I was MIA as a parent for those 3 months.  Even when I was home, I wasn't present.  I don't even know how everyone got everywhere and how/what they ate.  Just pile on a little more guilt, it doesn't even matter at this point.

Funerals are not fun.  Funerals for young people are just indescribable.  It was a nice service, but seeing all her friends, who just seemed like kids....it was a bit much.

On that day, May 9, we basically lost Megan.  Because she never regained consciousness.  But we lost Kelly, too.  He was her dad and was a part of our life.  He was the only dad my other niece and my nephew knew since my brother died when they were just babies.  He was our loved one, too.  He may be physically alive, but that day, we lost him by choice.  This was a hard thing to deal with, too.  Just a couple weeks earlier on Easter, he and Megan sat together on our deck and watched all the little kids play on our trampoline.  At this point, I don't care about the loss of him in our life.  But at the time, it was a strange and difficult thing.  When someone you care about commits a horrendous crime, well, it was something I had never experienced before.

For the past 4 years, we have endured  the effects of this.  To lose a 20 year old relative is never, ever easy.  But the circumstances of her death, her murder, it's just unbearable.  My children were too young to process this.  There has been much therapy around here for us all.  I don't doubt there will be more to come.  There is all the typical grief stuff...thinking about the things she will never do, never see.  That we won't see her again on this earth.  Add to that the fact that she was brutally beaten, survived in a horrendous state for 3 months, all at the hand of her own father, and you can maybe begin to feel our pain in your heart.
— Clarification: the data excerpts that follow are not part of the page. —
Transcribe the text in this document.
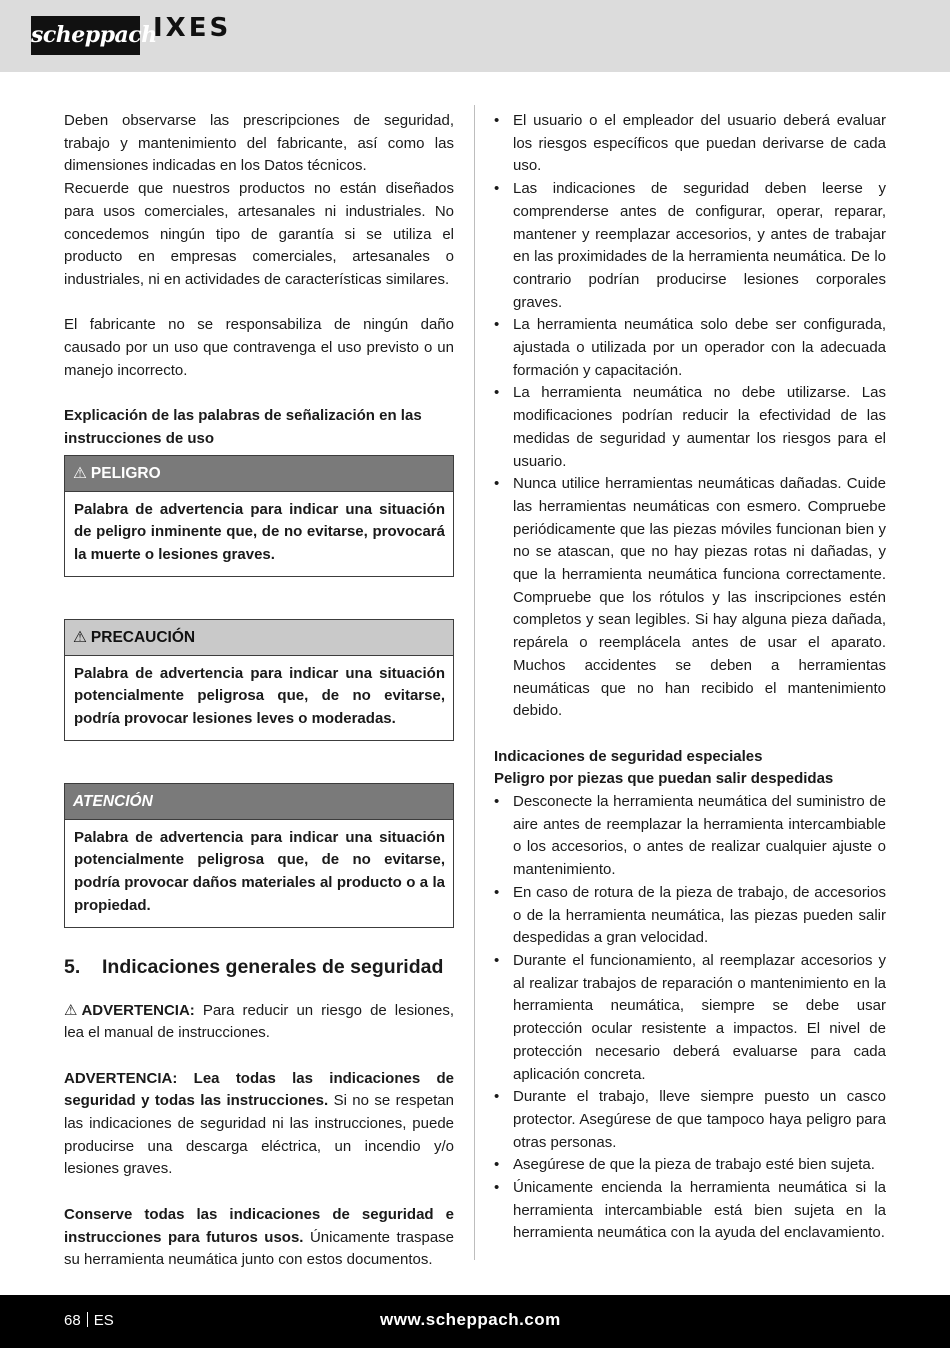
scheppach
IXES

Deben observarse las prescripciones de seguridad, trabajo y mantenimiento del fabricante, así como las dimensiones indicadas en los Datos técnicos.

Recuerde que nuestros productos no están diseñados para usos comerciales, artesanales ni industriales. No concedemos ningún tipo de garantía si se utiliza el producto en empresas comerciales, artesanales o industriales, ni en actividades de características similares.

El fabricante no se responsabiliza de ningún daño causado por un uso que contravenga el uso previsto o un manejo incorrecto.

Explicación de las palabras de señalización en las instrucciones de uso

⚠ PELIGRO
Palabra de advertencia para indicar una situación de peligro inminente que, de no evitarse, provocará la muerte o lesiones graves.
⚠ PRECAUCIÓN
Palabra de advertencia para indicar una situación potencialmente peligrosa que, de no evitarse, podría provocar lesiones leves o moderadas.
ATENCIÓN
Palabra de advertencia para indicar una situación potencialmente peligrosa que, de no evitarse, podría provocar daños materiales al producto o a la propiedad.
5. Indicaciones generales de seguridad

⚠ ADVERTENCIA: Para reducir un riesgo de lesiones, lea el manual de instrucciones.

ADVERTENCIA: Lea todas las indicaciones de seguridad y todas las instrucciones. Si no se respetan las indicaciones de seguridad ni las instrucciones, puede producirse una descarga eléctrica, un incendio y/o lesiones graves.

Conserve todas las indicaciones de seguridad e instrucciones para futuros usos. Únicamente traspase su herramienta neumática junto con estos documentos.

• El usuario o el empleador del usuario deberá evaluar los riesgos específicos que puedan derivarse de cada uso.
• Las indicaciones de seguridad deben leerse y comprenderse antes de configurar, operar, reparar, mantener y reemplazar accesorios, y antes de trabajar en las proximidades de la herramienta neumática. De lo contrario podrían producirse lesiones corporales graves.
• La herramienta neumática solo debe ser configurada, ajustada o utilizada por un operador con la adecuada formación y capacitación.
• La herramienta neumática no debe utilizarse. Las modificaciones podrían reducir la efectividad de las medidas de seguridad y aumentar los riesgos para el usuario.
• Nunca utilice herramientas neumáticas dañadas. Cuide las herramientas neumáticas con esmero. Compruebe periódicamente que las piezas móviles funcionan bien y no se atascan, que no hay piezas rotas ni dañadas, y que la herramienta neumática funciona correctamente. Compruebe que los rótulos y las inscripciones estén completos y sean legibles. Si hay alguna pieza dañada, repárela o reemplácela antes de usar el aparato. Muchos accidentes se deben a herramientas neumáticas que no han recibido el mantenimiento debido.

Indicaciones de seguridad especiales

Peligro por piezas que puedan salir despedidas

• Desconecte la herramienta neumática del suministro de aire antes de reemplazar la herramienta intercambiable o los accesorios, o antes de realizar cualquier ajuste o mantenimiento.
• En caso de rotura de la pieza de trabajo, de accesorios o de la herramienta neumática, las piezas pueden salir despedidas a gran velocidad.
• Durante el funcionamiento, al reemplazar accesorios y al realizar trabajos de reparación o mantenimiento en la herramienta neumática, siempre se debe usar protección ocular resistente a impactos. El nivel de protección necesario deberá evaluarse para cada aplicación concreta.
• Durante el trabajo, lleve siempre puesto un casco protector. Asegúrese de que tampoco haya peligro para otras personas.
• Asegúrese de que la pieza de trabajo esté bien sujeta.
• Únicamente encienda la herramienta neumática si la herramienta intercambiable está bien sujeta en la herramienta neumática con la ayuda del enclavamiento.
68 ES	www.scheppach.com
I still struggle with this event and my faith.  Not in the way you might think.  I never thought "God, why did you let this happen?"  My struggle is more about what God thinks of me. Because I have had some dark thoughts about Kelly.  How can I be a good Christian and hope with all my being that someone dies because I hate him?  I am working on this, and I don't have those thoughts too often anymore.  In fact, when I think about the fact that he was beaten in prison and sent to the infirmary, I have no pleasure.  I don't feel sorry for him, I just didn't feel happy like I thought I would.  So maybe that shows some promise for me.
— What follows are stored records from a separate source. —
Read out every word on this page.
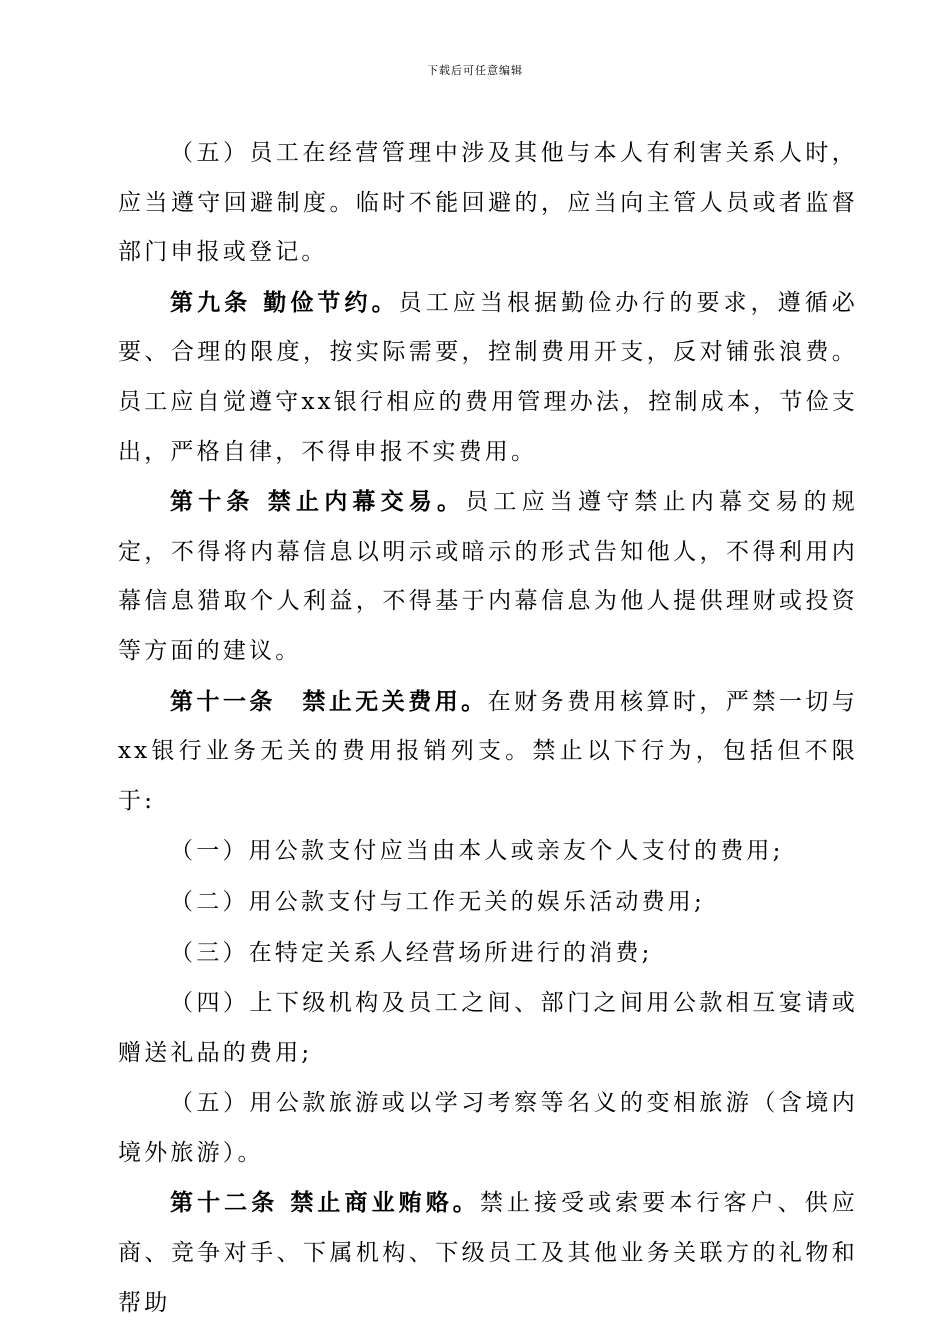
下载后可任意编辑

（五）员工在经营管理中涉及其他与本人有利害关系人时，应当遵守回避制度。临时不能回避的，应当向主管人员或者监督部门申报或登记。

第九条 勤俭节约。员工应当根据勤俭办行的要求，遵循必要、合理的限度，按实际需要，控制费用开支，反对铺张浪费。员工应自觉遵守xx银行相应的费用管理办法，控制成本，节俭支出，严格自律，不得申报不实费用。

第十条 禁止内幕交易。员工应当遵守禁止内幕交易的规定，不得将内幕信息以明示或暗示的形式告知他人，不得利用内幕信息猎取个人利益，不得基于内幕信息为他人提供理财或投资等方面的建议。

第十一条　禁止无关费用。在财务费用核算时，严禁一切与xx银行业务无关的费用报销列支。禁止以下行为，包括但不限于:

（一）用公款支付应当由本人或亲友个人支付的费用;

（二）用公款支付与工作无关的娱乐活动费用;

（三）在特定关系人经营场所进行的消费;

（四）上下级机构及员工之间、部门之间用公款相互宴请或赠送礼品的费用;

（五）用公款旅游或以学习考察等名义的变相旅游（含境内境外旅游）。

第十二条 禁止商业贿赂。禁止接受或索要本行客户、供应商、竞争对手、下属机构、下级员工及其他业务关联方的礼物和帮助
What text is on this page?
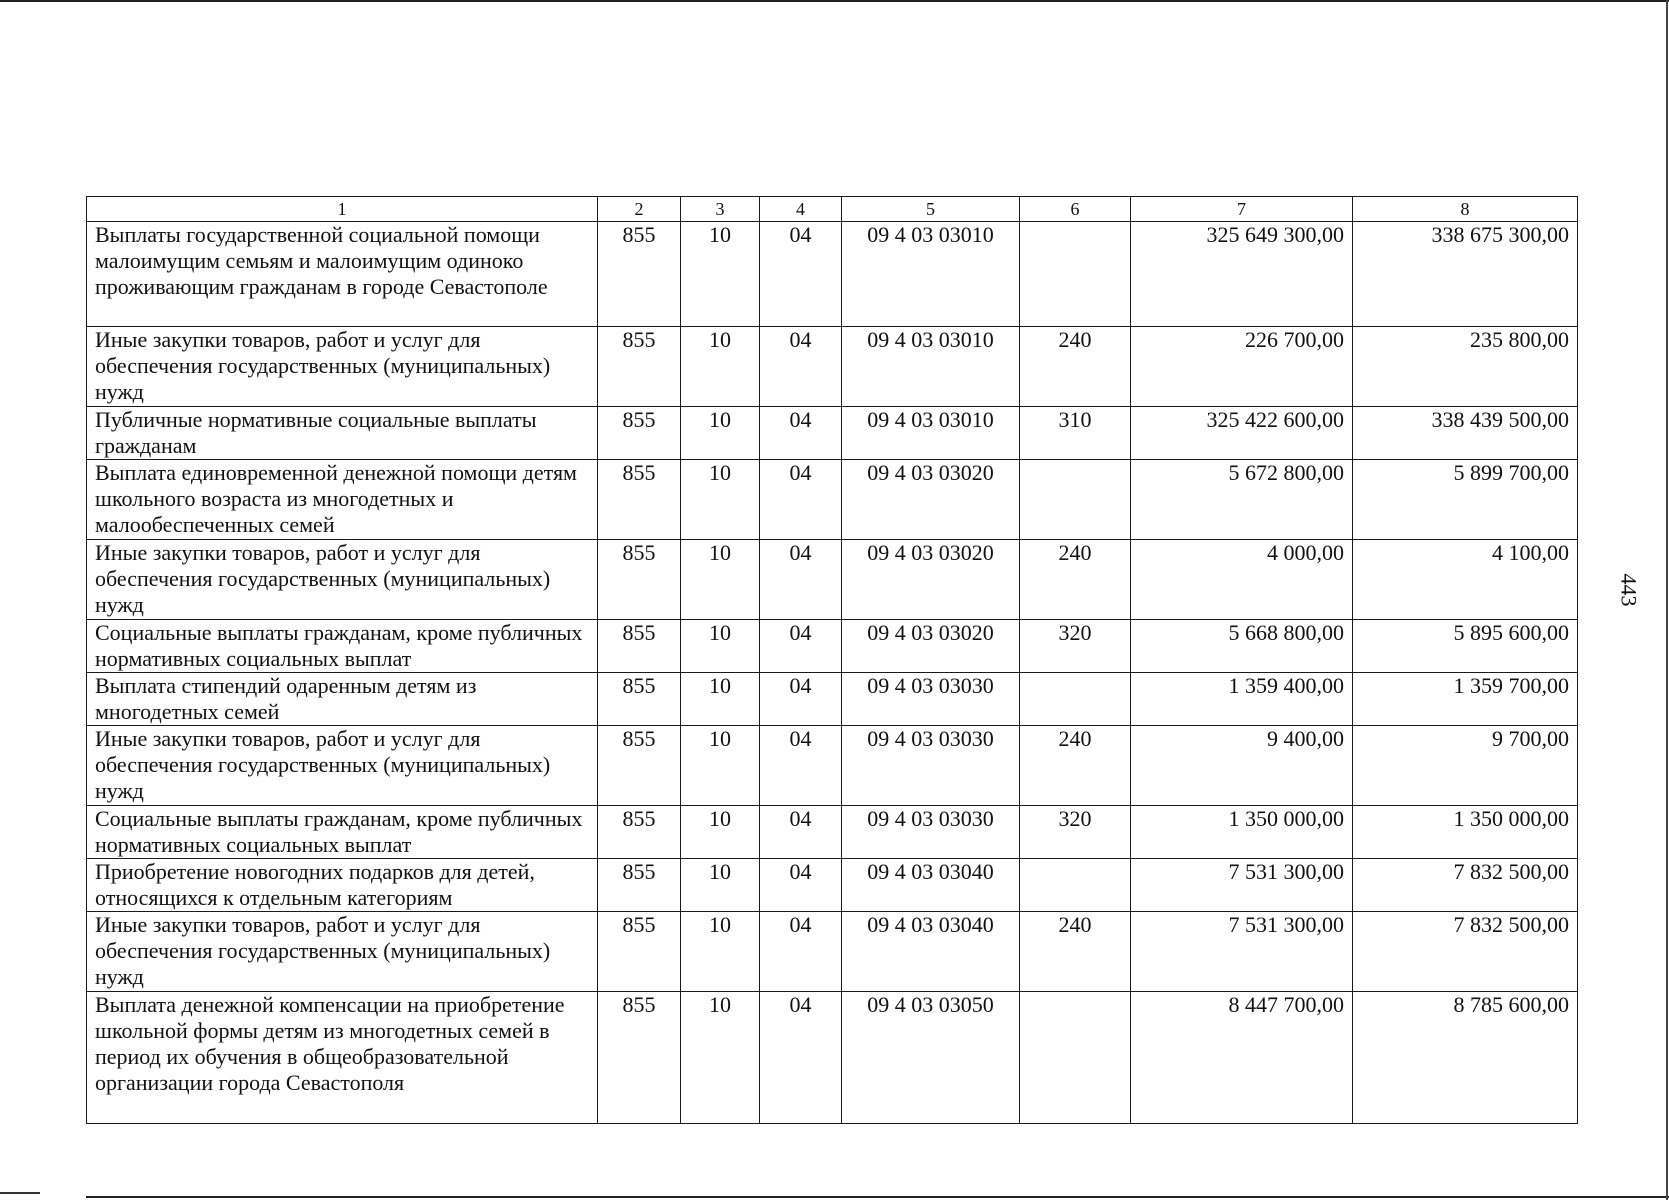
1	2	3	4	5	6	7	8
Выплаты государственной социальной помощи малоимущим семьям и малоимущим одиноко проживающим гражданам в городе Севастополе	855	10	04	09 4 03 03010		325 649 300,00	338 675 300,00
Иные закупки товаров, работ и услуг для обеспечения государственных (муниципальных) нужд	855	10	04	09 4 03 03010	240	226 700,00	235 800,00
Публичные нормативные социальные выплаты гражданам	855	10	04	09 4 03 03010	310	325 422 600,00	338 439 500,00
Выплата единовременной денежной помощи детям школьного возраста из многодетных и малообеспеченных семей	855	10	04	09 4 03 03020		5 672 800,00	5 899 700,00
Иные закупки товаров, работ и услуг для обеспечения государственных (муниципальных) нужд	855	10	04	09 4 03 03020	240	4 000,00	4 100,00
Социальные выплаты гражданам, кроме публичных нормативных социальных выплат	855	10	04	09 4 03 03020	320	5 668 800,00	5 895 600,00
Выплата стипендий одаренным детям из многодетных семей	855	10	04	09 4 03 03030		1 359 400,00	1 359 700,00
Иные закупки товаров, работ и услуг для обеспечения государственных (муниципальных) нужд	855	10	04	09 4 03 03030	240	9 400,00	9 700,00
Социальные выплаты гражданам, кроме публичных нормативных социальных выплат	855	10	04	09 4 03 03030	320	1 350 000,00	1 350 000,00
Приобретение новогодних подарков для детей, относящихся к отдельным категориям	855	10	04	09 4 03 03040		7 531 300,00	7 832 500,00
Иные закупки товаров, работ и услуг для обеспечения государственных (муниципальных) нужд	855	10	04	09 4 03 03040	240	7 531 300,00	7 832 500,00
Выплата денежной компенсации на приобретение школьной формы детям из многодетных семей в период их обучения в общеобразовательной организации города Севастополя	855	10	04	09 4 03 03050		8 447 700,00	8 785 600,00
443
We lost something else that day.  The childhood innocence of our girls.  This was the kind of story I would have hidden from them.  I was never really a news watcher, but I would not have let them know that this kind of evil exists in the world.  Now I couldn't hide it.  How do I recover from everything he has stolen from me?  I am still figuring out if it's even possible.

There is so much more in my head about this situation.  I can't even explain why writing this helps me.  It's like it builds up inside and I will explode if I don't get it out.  It's a relief to do so. 

Now I just want to stare at her gorgeousness for a few minutes, if you don't mind.  She was beautiful, inside and out.  Megs will never be forgotten!